To read the Hollywood trades, we in the Writers Guild are somehow simultaneously aristocrats and agitators, overpaid radical dandies. One thinks of Dalton Trumbo jawing about Marx as he swills cocktails by the pool.

The reality is less romantic. I schlep my kids to public school in a Subaru full of loose Legos and half-crushed Goldfish crackers, then spend the rest of my day in a constant hustle, inventing and pitching in and out of writers’ rooms and producers’ offices. I love my job and I’m lucky to have it. But even after five years, writing on great shows and making work of which I’m proud, I have to worry about every paycheck. And my story is typical.

Yup, poor little writer

But the alternative was even scarier: the permanent end of the middle-class Hollywood writer.

Jeebus.

Their old contract gave them $60,000 minimum for a 30 minute script or $5,000 a week for working as part of a team.
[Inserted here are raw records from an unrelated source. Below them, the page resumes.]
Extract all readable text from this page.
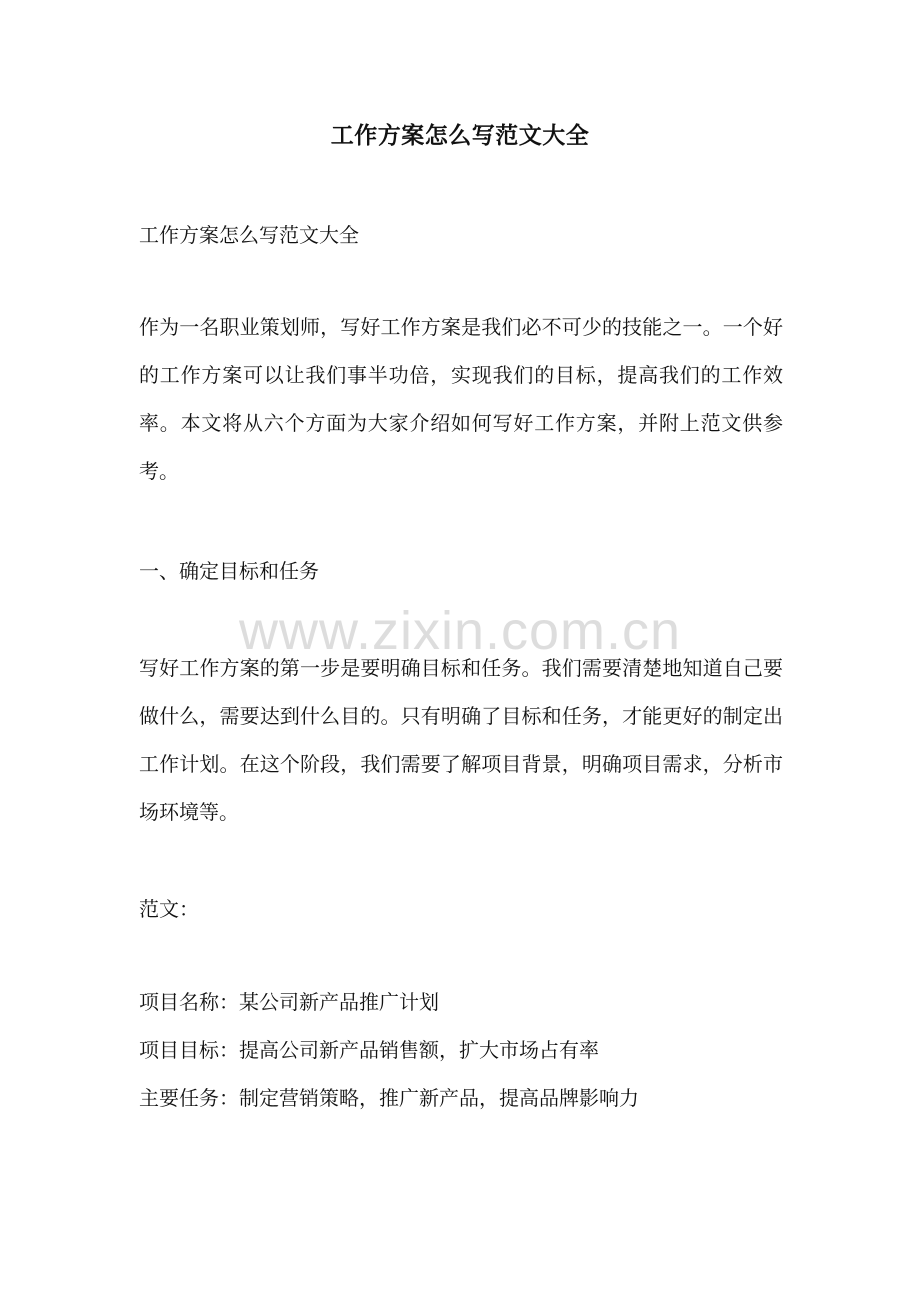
www.zixin.com.cn
工作方案怎么写范文大全
工作方案怎么写范文大全
作为一名职业策划师，写好工作方案是我们必不可少的技能之一。一个好的工作方案可以让我们事半功倍，实现我们的目标，提高我们的工作效率。本文将从六个方面为大家介绍如何写好工作方案，并附上范文供参考。
一、确定目标和任务
写好工作方案的第一步是要明确目标和任务。我们需要清楚地知道自己要做什么，需要达到什么目的。只有明确了目标和任务，才能更好的制定出工作计划。在这个阶段，我们需要了解项目背景，明确项目需求，分析市场环境等。
范文：
项目名称：某公司新产品推广计划
项目目标：提高公司新产品销售额，扩大市场占有率
主要任务：制定营销策略，推广新产品，提高品牌影响力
Middle class…..kiss my hairy arse.

6 comments on “Writer’s Guild of America strike, saving the middle class

  1. I think the problem is that they compare themselves against really capable and senior professionals, and wonder why they aren’t paid the same.

    They are setting their comparison way too high.

  2. It’s LEGO !!!!!

    It’s a ******ing mass noun. Do you drink milks? and rices? and cook it in waters?

    Right there, right in his second breath is prime reason let him throw his teddy out of his pram and let him strop off and not come back.

  3. To quote quite possibly the best radio play ever broadcast…

    VROOMFONDEL: We demand that that machine not be allowed to think about this problem!

    DEEP THOUGHT: If I might make an observation…

    MAJIKTHISE: We’ll go on strike!

    VROOMFONDEL: That’s right. You’ll have a national philosophers and luminaries strike on your hands.

    DEEP THOUGHT: And who will that inconvenience?

    MAJIKTHISE: Never you mind who it’ll inconvenience you box of black legging binary bits! It’ll hurt, buster! It’ll hurt!

  4. $5,0000 a week!!

    Jesus, that’s more than a snake oil salesman could con out of the Joseph Rowntree Foundation for not having a full-time job writing a blog.